Con 13 milioni di euro incassati in tre settimane (al momento di andare in stampa i milioni sono diventati più di 20), “C’è ancora domani” si rivela il film italiano più visto dell’anno. Ma come si spiega questo successo? Siamo di fronte a un capolavoro? Non proprio. Siamo di fronte, di fatto, solo ad una pellicola italiana che finalmente esce da quella dicotomia film di nicchia o film ultra commerciale (e spesso scadente) a cui gli ultimi decenni ci hanno abituato. Paola Cortellesi, al suo esordio alla regia, capisce che il cinema nostrano ha bisogno di lungometraggi che siano godibili ma allo stesso tempo, nel loro complesso, frutto di ragionamento, studiati e costruiti per andare oltre la battuta da cinepanettone anni ‘90. Capisce che il pubblico italiano ha bisogno di leggerezza, di risate che non implichino lo scadere nel volgare, e confeziona un film che sta a cavallo tra la commedia e il dramma, che non cede mai troppo né all’una né all’altro.
Sceglie una storia che è popolare, popolarissima, pensata per far breccia dentro un sentire comune a qualsiasi spettatore, a prescindere dal genere e dall’età, e costruita sul terreno di un passato condiviso da molte delle nostre nonne e da molte delle donne del Dopoguerra: una storia familiare, di gente semplice che si arrabatta per tirare avanti, che cerca di star bene anche se ha poco; una storia di violenza di genere ancora inconsapevole e frutto della consuetudine, non ancora letta alla luce del femminismo di oggi. Sceglie personaggi italiani, italianissimi, al punto da essere degni pronipoti della commedia all’italiana, eppure contaminati da quel pizzico di modernità sufficiente a non farli sembrare caricature. Sceglie una protagonista, Delia (interpretata dalla stessa Cortellesi), che non è un’eroina femminista da cinema dei nostri anni ‘20, ma una donna alla ricerca di una possibilità, per sé, per la figlia, e inconsciamente per tutte le donne del suo tempo e di quello a seguire. Unisce, insomma, tutta una serie di elementi che funzionano, che sono adatti a un pubblico vasto. E li condisce con qualche delicatezza, con qualche attenzione: dalla scelta del bianco e nero per richiamare il neorealismo, alla trovata di non mostrare mai direttamente la violenza fisica subita da Delia, facendone anzi una sorta di danza, di “rito” a tempo di musica. L’idea, per un cinema che torni a riempire le sale, oggi che più che mai ce n’è bisogno, è buona, l’esecuzione, tuttavia, non sempre precisa: Paola Cortellesi firma anche la sceneggiatura, punto più critico dell’intera struttura filmica, con quei dialoghi spesso troppo didascalici, messi lì per fornire al pubblico spiegazioni (ma se i personaggi sanno le cose, perché dovrebbero dirle, se non al fine di ridurre a zero lo sforzo intellettuale di chi guarda?), e con qualche trovata davvero troppo inverosimile e naif, come l’intervento del soldato afroamericano.

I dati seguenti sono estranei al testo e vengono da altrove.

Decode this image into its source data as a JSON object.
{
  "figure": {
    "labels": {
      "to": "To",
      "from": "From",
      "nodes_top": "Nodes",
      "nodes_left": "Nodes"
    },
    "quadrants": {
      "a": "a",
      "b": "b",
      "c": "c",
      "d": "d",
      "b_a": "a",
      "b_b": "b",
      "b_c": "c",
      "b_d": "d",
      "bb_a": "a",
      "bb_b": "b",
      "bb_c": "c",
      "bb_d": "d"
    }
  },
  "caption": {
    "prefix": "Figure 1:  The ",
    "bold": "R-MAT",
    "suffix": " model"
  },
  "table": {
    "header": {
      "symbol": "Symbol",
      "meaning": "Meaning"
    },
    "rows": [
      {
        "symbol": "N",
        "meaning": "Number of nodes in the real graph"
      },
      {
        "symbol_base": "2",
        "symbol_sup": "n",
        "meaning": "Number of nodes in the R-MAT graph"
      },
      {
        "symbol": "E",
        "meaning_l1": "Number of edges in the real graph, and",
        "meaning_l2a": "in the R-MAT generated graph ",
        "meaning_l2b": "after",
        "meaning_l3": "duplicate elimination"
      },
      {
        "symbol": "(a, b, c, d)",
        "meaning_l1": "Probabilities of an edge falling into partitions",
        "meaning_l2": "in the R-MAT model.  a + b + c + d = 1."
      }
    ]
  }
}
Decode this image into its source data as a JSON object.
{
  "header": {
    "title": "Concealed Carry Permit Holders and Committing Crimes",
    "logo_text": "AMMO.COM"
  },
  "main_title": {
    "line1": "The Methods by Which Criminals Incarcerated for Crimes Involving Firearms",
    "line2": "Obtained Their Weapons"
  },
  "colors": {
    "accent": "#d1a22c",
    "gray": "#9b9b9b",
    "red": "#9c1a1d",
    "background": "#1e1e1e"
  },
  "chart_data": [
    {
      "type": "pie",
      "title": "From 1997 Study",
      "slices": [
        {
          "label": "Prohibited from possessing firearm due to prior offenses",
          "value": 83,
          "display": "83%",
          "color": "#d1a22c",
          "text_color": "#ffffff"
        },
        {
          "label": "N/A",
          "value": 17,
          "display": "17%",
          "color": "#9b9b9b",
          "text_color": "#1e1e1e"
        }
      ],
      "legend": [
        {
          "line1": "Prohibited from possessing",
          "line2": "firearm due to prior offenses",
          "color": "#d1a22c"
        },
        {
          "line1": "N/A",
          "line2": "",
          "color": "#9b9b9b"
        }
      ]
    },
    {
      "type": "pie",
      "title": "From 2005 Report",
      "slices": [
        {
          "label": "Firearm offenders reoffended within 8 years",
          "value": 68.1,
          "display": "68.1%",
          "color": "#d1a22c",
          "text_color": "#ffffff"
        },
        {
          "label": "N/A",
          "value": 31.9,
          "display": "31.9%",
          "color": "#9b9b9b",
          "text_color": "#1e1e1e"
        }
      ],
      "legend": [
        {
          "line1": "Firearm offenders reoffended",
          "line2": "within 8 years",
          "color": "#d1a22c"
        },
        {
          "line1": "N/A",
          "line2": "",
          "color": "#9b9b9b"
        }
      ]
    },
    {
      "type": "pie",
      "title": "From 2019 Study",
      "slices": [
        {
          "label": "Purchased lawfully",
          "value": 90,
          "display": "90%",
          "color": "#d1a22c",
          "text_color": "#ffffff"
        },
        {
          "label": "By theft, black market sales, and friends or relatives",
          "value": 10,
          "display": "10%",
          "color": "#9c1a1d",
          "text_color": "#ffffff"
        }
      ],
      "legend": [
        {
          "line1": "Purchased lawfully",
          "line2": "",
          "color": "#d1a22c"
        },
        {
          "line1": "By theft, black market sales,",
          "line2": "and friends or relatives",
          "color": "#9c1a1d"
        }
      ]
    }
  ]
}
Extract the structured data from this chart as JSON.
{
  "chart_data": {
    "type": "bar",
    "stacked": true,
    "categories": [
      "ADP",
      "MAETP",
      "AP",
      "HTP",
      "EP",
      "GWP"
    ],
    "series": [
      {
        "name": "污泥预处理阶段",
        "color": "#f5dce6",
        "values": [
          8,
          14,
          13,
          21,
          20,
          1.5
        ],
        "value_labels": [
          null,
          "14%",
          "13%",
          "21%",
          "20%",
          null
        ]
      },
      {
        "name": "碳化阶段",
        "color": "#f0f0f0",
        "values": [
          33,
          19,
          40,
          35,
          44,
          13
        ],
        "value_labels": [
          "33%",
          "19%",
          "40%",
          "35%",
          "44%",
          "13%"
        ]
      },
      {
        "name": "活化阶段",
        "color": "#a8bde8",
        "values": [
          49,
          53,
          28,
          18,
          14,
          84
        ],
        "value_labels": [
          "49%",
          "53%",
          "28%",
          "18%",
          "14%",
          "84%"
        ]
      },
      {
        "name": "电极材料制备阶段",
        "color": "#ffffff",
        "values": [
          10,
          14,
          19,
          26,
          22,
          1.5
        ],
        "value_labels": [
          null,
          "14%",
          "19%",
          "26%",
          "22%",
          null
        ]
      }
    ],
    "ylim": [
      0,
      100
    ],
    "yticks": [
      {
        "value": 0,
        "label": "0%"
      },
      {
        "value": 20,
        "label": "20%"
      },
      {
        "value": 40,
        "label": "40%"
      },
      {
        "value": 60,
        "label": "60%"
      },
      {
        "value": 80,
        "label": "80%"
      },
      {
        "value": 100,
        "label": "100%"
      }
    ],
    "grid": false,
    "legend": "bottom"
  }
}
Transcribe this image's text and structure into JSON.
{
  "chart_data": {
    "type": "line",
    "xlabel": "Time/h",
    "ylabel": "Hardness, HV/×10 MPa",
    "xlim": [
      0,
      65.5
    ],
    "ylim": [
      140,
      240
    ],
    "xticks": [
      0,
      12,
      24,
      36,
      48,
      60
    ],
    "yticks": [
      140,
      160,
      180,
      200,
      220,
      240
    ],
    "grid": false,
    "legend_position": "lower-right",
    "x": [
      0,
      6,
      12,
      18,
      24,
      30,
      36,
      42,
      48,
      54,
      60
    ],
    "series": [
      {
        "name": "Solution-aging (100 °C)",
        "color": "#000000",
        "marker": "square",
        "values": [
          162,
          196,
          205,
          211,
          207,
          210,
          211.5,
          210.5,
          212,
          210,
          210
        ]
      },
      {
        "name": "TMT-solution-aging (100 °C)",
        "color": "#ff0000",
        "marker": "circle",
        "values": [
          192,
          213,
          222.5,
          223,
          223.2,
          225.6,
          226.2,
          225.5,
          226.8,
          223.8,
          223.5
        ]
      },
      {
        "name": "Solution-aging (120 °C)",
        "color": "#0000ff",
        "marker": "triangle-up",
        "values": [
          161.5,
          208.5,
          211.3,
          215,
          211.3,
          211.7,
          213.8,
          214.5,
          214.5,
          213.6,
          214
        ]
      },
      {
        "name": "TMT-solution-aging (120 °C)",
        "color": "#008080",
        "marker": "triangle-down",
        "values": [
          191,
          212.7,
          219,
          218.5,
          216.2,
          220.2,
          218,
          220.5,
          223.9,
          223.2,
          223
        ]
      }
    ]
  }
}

Il bianconero nella contemporaneità
L’uso del bianco e nero come tratto associativo tra un film della nostra contemporaneità e dell’epoca a cui esso – chiaramente – rimanda non è una novità inventata da Paola Cortellesi per il suo debutto. Espediente ormai classico del cinema moderno, lo ritroviamo in numerosi esempi, da “Ed Wood” di Tim Burton (che girava lui stesso in b&n), a “Good Night, and Good Luck” di George Clooney (per citare gli anni ‘50), a “Intrigo a Berlino” di Steven Soderbergh. Lungometraggio del 2006, costruito come un noir anni ‘40, questo film non proprio riuscito del regista statunitense riprende dal genere a cui si ispira non solo la trama, ma tutti gli aspetti stilistici. Oltre la fotografia, dunque, il formato, la colonna sonora, i dialoghi spesso enfatici, i costumi, per un risultato che lo ha fatto definire un clone di “Casablanca” e/o de “Il terzo uomo”. Nel bene o nel male.